The conversations between our bone and muscle change as we age, and both are the weaker for it, Medical College of Georgia scientists say.
They are leading a five-year, $11 million initiative funded by the National Institutes of Health to keep the conversation, our bone and muscle and ultimately us stronger longer.
The bone and muscle that keep us upright are in constant communication and their wellbeing tends to go hand in hand, says Carlos Isales, MD, chief of the MCG Division of Endocrinology, Diabetes and Metabolism and co-director of the Center for Healthy Aging. Muscle loss, or sarcopenia, is a major cause of falls, and falls are a major cause of bone fractures, including common and potentially debilitating hip fractures.

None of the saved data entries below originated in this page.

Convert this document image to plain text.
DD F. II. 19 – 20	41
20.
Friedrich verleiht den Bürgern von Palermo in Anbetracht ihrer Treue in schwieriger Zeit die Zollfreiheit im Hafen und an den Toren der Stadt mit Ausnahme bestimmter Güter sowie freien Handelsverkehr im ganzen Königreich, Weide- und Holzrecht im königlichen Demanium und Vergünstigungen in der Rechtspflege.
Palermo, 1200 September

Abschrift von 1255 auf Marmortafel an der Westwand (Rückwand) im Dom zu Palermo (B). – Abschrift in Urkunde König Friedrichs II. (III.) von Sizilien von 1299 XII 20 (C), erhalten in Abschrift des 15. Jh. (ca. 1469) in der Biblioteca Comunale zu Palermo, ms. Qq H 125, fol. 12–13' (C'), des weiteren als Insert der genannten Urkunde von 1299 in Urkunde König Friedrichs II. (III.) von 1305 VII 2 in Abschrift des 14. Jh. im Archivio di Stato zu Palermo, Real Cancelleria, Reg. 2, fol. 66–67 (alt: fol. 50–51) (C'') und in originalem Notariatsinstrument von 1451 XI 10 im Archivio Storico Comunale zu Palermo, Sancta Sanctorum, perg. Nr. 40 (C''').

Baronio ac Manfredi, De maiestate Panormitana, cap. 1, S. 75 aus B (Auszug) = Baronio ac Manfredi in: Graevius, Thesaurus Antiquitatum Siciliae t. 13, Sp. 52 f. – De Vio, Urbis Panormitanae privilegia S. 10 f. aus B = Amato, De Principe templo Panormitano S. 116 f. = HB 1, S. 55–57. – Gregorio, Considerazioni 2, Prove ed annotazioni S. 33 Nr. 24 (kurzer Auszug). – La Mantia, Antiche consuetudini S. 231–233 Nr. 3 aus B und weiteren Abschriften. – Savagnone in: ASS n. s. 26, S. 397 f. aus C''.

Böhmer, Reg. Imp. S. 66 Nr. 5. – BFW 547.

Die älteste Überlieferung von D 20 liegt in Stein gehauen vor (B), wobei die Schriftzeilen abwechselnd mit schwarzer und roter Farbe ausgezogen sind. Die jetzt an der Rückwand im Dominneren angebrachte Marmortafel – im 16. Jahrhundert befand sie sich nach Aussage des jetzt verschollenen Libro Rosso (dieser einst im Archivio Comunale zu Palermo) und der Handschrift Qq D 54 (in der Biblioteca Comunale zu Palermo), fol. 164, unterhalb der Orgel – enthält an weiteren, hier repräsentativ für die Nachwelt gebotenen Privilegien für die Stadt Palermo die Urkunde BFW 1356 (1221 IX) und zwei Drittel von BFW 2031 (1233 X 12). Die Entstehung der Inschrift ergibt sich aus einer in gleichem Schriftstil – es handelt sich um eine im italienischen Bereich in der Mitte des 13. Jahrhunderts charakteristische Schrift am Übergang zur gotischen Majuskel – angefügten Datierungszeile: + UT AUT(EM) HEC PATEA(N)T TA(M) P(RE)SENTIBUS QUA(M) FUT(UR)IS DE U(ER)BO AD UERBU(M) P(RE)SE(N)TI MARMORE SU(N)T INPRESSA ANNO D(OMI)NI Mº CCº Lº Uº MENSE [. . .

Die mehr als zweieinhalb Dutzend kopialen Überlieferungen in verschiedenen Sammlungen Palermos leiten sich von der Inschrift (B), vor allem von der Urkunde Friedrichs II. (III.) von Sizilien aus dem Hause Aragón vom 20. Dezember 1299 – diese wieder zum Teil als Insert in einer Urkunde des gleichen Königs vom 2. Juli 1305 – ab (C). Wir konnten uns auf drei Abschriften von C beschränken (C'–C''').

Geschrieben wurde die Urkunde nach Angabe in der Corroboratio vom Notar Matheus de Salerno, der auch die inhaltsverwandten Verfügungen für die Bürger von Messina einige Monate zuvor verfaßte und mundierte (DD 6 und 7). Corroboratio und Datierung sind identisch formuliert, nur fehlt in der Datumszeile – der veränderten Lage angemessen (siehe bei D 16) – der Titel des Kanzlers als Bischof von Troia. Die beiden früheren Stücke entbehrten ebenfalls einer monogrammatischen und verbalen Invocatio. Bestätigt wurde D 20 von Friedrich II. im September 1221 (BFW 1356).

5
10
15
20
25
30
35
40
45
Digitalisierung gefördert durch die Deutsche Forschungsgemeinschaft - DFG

Isales; Mark Hamrick, PhD, bone and muscle biologist and co-director of the Center for Healthy Aging; Sadanand Fulzele, PhD, aging researcher in the Department of Medicine; and Meghan McGee-Lawrence, PhD, a biomedical engineer in the Department of Cellular Biology and Anatomy, are principal investigators on the re-renewal of the NIH Program Project grant that will identify early, optimal points for novel interventions to change this dynamic in an aging population that is exploding with all 73 million baby boomers reaching age 65 by 2030.
Early in the complex biological dynamic than can go awry with age is tryptophan, an essential amino acid many of us associate with making us sleepy after a big turkey dinner. But Isales calls tryptophan “an important centerpiece of metabolism,” which helps us produce and maintain important proteins, enzymes even neurotransmitters that enable brain cells to communicate with each other and other cell types, like the constant communication between our brain and body so we can flex our muscles and move our legs.
Throughout life, the natural enzyme, indoleamine 2,3-dioxygenase 1, likely better known for its role in tamping down inflammation, breaks tryptophan down into usable products like kynurenine and picolinic acid, which are known to have an important role in the production of fuel for our cell powerhouses, or mitochondria.
But as with so many natural functions, with time the relationship becomes unbalanced. Our tryptophan levels tend to drop, while levels of IDO1 tend to rise.
Higher IDO1 levels mean more of the available tryptophan gets converted to kynurenine, which is now more likely to hook up with the aryl hydrocarbon receptor, or AhR, already associated with stiff, aging blood vessels in mice and humans. This connection means kynurenine instead damages cell powerhouses, increases inflammation and generally ages muscle and bone.
In bone and muscle, the MCG scientists say the receptor’s activation by kynurenine drives up destructive oxidative stress, which damages the powerhouses, which makes bone and muscle weak because cells don’t have the energy they need. “That is our idea,” Hamrick says.
“If we can prevent activation of AhR, we can prevent some of the bad things we have seen happen downstream,” McGee-Lawrence says, noting the drugs they are using for these studies were designed to inhibit the receptor in cancer.
The bottom line could mean that treatment of bone might help restore the health of muscle and/or vice versa, by helping restore healthier conversations between the two, Hamrick says. In fact, a class of existing drugs called bisphosphonates, which hone in to bone and today are widely used to treat osteoporosis, might be a good mechanism to deliver additional, targeted treatment, he says.